Çalışmanın bulguları ayrıca, “Müslümanlara yönelik ön yargıda alarm verici bir artış” olduğunu ortaya koymaktadır. Profesör Brähler’e göre, “2010 yılında anket katılımcılarının yüzde 33’ü yüksek sayıda Müslüman nedeniyle kendi ülkelerinde kendilerini yabancı olarak hissettiklerini belirtirken, 2018’de bu sayı batı ve doğu Almanya’nın her ikisinde yüzde 55’e yükselmiştir.”
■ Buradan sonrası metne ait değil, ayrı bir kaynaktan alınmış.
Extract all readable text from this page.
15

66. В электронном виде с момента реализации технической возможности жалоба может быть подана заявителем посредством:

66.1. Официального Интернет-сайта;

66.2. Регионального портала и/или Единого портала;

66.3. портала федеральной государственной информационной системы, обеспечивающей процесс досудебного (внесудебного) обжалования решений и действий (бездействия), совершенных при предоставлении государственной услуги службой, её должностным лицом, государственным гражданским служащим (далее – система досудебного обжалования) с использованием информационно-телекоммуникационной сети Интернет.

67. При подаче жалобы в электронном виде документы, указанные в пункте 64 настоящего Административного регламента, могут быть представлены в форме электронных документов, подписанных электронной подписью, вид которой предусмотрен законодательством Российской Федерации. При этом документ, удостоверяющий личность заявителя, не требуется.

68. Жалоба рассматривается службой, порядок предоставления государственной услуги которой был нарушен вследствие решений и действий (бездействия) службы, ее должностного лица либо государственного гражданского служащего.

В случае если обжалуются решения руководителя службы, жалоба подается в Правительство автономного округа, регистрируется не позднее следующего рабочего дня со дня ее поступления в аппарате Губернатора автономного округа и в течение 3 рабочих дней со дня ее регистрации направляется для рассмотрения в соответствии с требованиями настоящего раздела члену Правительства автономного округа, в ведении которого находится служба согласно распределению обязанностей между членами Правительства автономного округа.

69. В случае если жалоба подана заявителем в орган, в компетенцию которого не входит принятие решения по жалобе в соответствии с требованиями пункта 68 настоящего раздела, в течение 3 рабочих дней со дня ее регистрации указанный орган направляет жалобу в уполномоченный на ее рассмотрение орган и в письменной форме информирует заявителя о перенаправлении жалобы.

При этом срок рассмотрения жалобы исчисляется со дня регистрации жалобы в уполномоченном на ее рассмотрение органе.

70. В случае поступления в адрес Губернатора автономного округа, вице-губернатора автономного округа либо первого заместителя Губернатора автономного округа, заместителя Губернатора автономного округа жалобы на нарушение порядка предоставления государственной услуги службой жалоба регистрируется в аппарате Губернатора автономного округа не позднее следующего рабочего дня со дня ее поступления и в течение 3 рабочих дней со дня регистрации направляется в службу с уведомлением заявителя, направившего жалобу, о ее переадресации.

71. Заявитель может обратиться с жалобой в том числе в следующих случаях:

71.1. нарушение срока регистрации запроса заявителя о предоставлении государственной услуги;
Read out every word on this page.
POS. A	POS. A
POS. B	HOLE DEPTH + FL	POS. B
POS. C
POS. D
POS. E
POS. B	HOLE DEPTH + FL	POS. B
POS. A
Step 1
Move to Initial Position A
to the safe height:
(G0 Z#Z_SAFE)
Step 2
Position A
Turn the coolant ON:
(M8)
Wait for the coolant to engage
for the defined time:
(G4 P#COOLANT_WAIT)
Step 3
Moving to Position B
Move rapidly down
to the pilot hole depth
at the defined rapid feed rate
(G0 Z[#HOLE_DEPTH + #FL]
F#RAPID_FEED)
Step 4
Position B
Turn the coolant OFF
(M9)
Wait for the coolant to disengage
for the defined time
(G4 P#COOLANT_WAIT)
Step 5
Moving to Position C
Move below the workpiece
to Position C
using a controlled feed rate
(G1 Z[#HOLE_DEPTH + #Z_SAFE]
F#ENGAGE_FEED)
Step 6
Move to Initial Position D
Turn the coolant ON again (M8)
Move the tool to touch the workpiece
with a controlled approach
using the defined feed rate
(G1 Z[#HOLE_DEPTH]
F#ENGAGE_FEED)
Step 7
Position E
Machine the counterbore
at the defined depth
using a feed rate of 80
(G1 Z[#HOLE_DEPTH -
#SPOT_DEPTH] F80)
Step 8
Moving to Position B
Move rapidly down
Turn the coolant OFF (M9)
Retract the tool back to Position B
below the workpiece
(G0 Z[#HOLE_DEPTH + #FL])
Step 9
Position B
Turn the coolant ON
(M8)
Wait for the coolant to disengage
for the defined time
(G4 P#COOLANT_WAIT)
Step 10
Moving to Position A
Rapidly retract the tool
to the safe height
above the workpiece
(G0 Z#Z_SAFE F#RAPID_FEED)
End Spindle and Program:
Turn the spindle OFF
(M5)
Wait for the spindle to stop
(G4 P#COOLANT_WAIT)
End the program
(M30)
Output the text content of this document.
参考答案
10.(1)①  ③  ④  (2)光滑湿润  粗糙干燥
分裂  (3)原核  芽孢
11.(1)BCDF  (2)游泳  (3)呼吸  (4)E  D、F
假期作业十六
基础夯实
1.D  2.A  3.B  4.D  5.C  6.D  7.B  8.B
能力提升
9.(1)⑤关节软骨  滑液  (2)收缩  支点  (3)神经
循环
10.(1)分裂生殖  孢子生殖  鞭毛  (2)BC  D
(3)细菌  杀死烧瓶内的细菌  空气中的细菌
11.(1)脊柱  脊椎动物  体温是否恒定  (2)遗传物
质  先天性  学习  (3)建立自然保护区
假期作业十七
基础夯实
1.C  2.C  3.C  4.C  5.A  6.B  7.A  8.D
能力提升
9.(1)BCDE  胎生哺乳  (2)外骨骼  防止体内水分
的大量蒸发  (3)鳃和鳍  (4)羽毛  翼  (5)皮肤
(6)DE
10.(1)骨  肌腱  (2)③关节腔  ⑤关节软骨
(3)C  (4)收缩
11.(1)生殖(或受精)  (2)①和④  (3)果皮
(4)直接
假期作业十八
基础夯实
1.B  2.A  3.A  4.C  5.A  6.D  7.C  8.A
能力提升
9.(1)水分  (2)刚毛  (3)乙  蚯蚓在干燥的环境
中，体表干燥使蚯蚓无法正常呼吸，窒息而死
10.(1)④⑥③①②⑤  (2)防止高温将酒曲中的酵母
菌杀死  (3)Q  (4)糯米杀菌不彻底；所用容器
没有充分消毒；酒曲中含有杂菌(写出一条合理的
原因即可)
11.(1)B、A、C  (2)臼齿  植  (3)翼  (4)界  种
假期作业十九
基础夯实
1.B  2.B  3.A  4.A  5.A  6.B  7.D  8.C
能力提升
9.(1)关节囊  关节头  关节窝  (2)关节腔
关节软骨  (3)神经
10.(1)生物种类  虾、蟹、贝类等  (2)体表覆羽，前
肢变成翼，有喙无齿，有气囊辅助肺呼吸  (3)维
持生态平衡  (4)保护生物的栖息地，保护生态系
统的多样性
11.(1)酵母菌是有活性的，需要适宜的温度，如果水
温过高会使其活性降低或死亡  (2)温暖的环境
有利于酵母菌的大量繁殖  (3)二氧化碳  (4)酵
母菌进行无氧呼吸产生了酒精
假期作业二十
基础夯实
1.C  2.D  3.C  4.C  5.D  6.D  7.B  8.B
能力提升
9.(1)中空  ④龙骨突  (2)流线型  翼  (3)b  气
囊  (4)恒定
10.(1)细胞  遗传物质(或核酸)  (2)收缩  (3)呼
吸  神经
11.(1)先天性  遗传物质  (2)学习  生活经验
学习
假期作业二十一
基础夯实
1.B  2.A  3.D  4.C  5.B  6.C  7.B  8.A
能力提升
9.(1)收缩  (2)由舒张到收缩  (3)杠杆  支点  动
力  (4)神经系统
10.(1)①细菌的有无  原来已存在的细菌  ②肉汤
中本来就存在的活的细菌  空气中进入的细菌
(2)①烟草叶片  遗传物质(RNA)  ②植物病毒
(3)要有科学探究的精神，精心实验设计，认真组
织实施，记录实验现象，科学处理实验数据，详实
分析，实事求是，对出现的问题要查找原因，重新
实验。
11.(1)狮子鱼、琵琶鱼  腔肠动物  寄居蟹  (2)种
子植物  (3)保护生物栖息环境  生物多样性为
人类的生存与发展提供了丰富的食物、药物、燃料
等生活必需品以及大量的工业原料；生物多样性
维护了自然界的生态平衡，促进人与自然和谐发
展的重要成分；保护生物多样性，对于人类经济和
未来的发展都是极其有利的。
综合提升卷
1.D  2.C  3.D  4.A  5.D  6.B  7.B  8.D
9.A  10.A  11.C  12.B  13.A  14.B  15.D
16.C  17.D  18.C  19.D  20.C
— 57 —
Araştırmanın bulguları Yahudi Düşmanlığının yaygın olduğunu göstermektedir. Bu bağlamda, on anket katılımcısından biri “Yahudiler ile ilgili özel bir durum var ve onlar gerçekten bize uymuyor” tümcesi ile açık biçimde, buna ek olarak yüzde 20’si söz konusu tümce ile dolaylı şekilde aynı fikirdedir. Anket katılımcıları üçte bire varan bir oranda Yahudi Düşmanı tümcelerin en azından bir bölümüyle mutabıktır. Esasında, çok kısa bir süre önce yayınlanan Almanya’da Yahudi Düşmanlığına dair kapsamlı CNN raporu benzer sonuçlara işaret etmektedir. CNN’e göre, Almanya Yahudilerinin %776’sı Yahudi Düşmanlığının bir sorun olduğunu düşünürken, Almanya’daki Yahudi olmayanların %77’si bunun tersini düşünmektedir. Ayrıca, genç Alman yetişkinlerinin %44’ünün Holokost hakkında hiç denecek kadar az şey bilmeleri çarpıcıdır.[4]
Araştırma Sinti ve Romanlara karşı da yaygın ön yargı olduğunu ortaya koymaktadır. Almanların yüzde 60’ı Sinti ve Romanların suça eğilimli olduğu tümcesiyle aynı fikirdedir. Doğu Almanya’da halkın yüzde 70’i bu görüşü desteklemektedir.
Prof. Brähler, “aşırı sağ görüşlere sahip kişilerini şimdi CDU ve SPD partilerinden uzaklaştıklarını, AfD’de de (Almanya için Alternatif) kendilerine yeni bir yuva bulduklarını” ifade etmektedir.
Çalışma esas olarak Avrupa dijital basınında “Çalışma, Almanya’da yabancı düşmanlığında artış buluyor” ve “Çalışma, Almanya’da yabancı karşıtlığı tutumunda artış buluyor” şeklinde başlıklarla yansıtılmıştır.[5]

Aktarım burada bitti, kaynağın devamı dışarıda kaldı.